Correção
Monetária
Introdução:
inflação e indexação
De
uma maneira geral, como freqüentemente comprovado na experiência internacional
(bem espelhada no relato de Emerson (1983) referente a vários países europeus),
a presença de processos inflacionários prolongados tem levado à adoção de
práticas de indexação. Isto é, elevações continuadas de preços, o que se
denomina de inflação e cuja medida é efetuada com base na variação de índices
de preços, que correspondem ao valor monetário de certas cestas de bens e
serviços, costumam provocar o emprego de procedimentos que têm por objetivo a
preservação dos valores reais, ou seja, em termos de poder de compra, das
relações contratuais.
Dois
são os tipos básicos de tais tipos de procedimentos. No primeiro deles, os
contratos passam a ser referenciados em termos de uma moeda estrangeira que
tenha características de estabilidade. Nesta eventualidade, tendo em vista que
a moeda norte-americana passou, já há algum tempo, a ser uma referência quase
que universal, diz-se que a economia fica dolarizada. Exemplo marcante é o
caso da Argentinana década de 1990. Foi exatamente o amplo grau de dolarização
da economia argentina, com a moeda norte-americana sendo inclusive usada como
meio de pagamento, que levou à adoção do chamado Plano Cavallo, de 1991, que,
fundamentado no que se denomina de caixa de conversão, estabeleceu a paridade
fixa de um para um entre o peso e o dólar.
No
segundo tipo, cuja proposição original parece remontar a John Wheatley, em 1808
(apud Simonsen, 1995), e que foi defendida por economistas famosos como
W. Stanley Jevons, em 1875, Alfred Marshall, em 1925, John M. Keynes, em 1927,
Irving Fisher, em 1934 (apud Fischer, 1983) e, mais recentemente, por
Milton Friedman, em 1974, os contratos passam a conter cláusulas que atrelam
seus respectivos valores monetários ao comportamento de índices de preços. Ou
seja, nesta segunda vertente, passamos a ter o que se chama de indexação dos
contratos. O caso brasileiro ilustra, sem dúvida exemplarmente, pois se adotou
aqui o mais generalizado conjunto de regras de indexação de que se tem
notícia.
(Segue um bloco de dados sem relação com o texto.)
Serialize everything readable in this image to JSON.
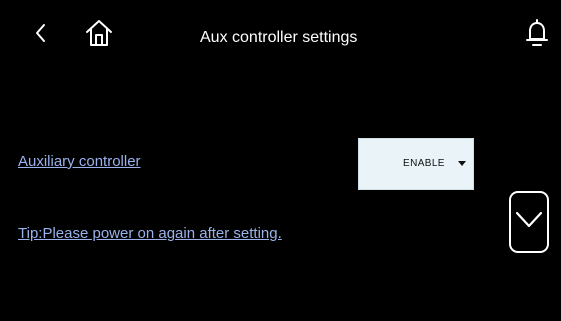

Não é à toa que a sucessão dos chamados planos heterodoxos de
estabilização, que começou com o Cruzado, de 1986, passando pelo Bresser, de
1982, Verão, de 1989, Collor I, de 1990, e Collor II, de 1991, tiveram como um
de seus principais instrumentos a tentativa de desindexar a economia. Mesmo o
Plano Real, de 1994, que em sua primeira fase buscou quebrar a inércia
inflacionária através do artifício da super-indexação representada pela
instituição da URV (unidade real de valor), tratou logo a seguir de estabelecer
a proibição de cláusulas de indexação em contratos com prazos inferiores a um
ano.
A
experiência brasileira
Efetivamente,
a introdução da indexação, de uma maneira oficial, na experiência brasileira
ocorreu no âmbito da legislação tributária. Com a aceleração da inflação,
marcadamente a partir de 1950, ficou patente que se faziam necessários ajustes
na contabilidade das empresas. Assim, preliminarmente, começando com a Lei nº
1.474, de 26 de dezembro de 1951, que autorizou o aumento do capital das
sociedades de qualquer tipo via reavaliação do ativo segundo coeficientes
incluídos no próprio texto legal, seguiu-se a Lei nº 2.862, de 4 de setembro de
1956, que autorizou nova reavaliação dos ativos imobilizados das empresas.
Entretanto,
somente em 27 de novembro de 1958, com a Lei nº 3.470, passou-se a
verdadeiramente adotar a indexação. Segundo aquele diploma legal, que se
afigura como origem da expressão correção monetária, foi autorizada a correção
do registro contábil do valor original dos bens do ativo imobilizado, segundo
coeficientes que, publicados a cada dois anos pelo Conselho Nacional de
Economia (instituição que foi extinta em 1967), refletissem as variações no
poder aquisitivo da moeda nacional. Pouco mais tarde, em resposta à nova
aceleração da inflação observada a partir de 1961, a Lei nº 4.262, determinando
a apuração a cada ano dos coeficientes de correção pelo Conselho Nacional de
Economia, tornou anual a chamada correção monetária dos balanços das empresas.
A
instauração do regime militar, em 1964, difundiu, de uma maneira generalizada,
o instituto da indexação; que ficou popularizado com a denominação correção
monetária. Como uma das primeiras medidas naquela direção, promulgou-se, em 17
de julho de 1964, a Lei nº 4.357, que estabeleceu os princípios básicos da
correção dos débitos fiscais, o conceito de lucro imobiliário real (medido pela
diferença entre o preço de venda e o preço de aquisição monetariamente
corrigido) e o conceito de manutenção do capital de giro (segundo o qual o
capital de giro próprio no início do exercício era indexado à inflação
observada no ano).
Além
da indexação no âmbito da legislação tributária, que sofreu ainda várias
alterações, houve o aparecimento de diversas unidades de conta específicas.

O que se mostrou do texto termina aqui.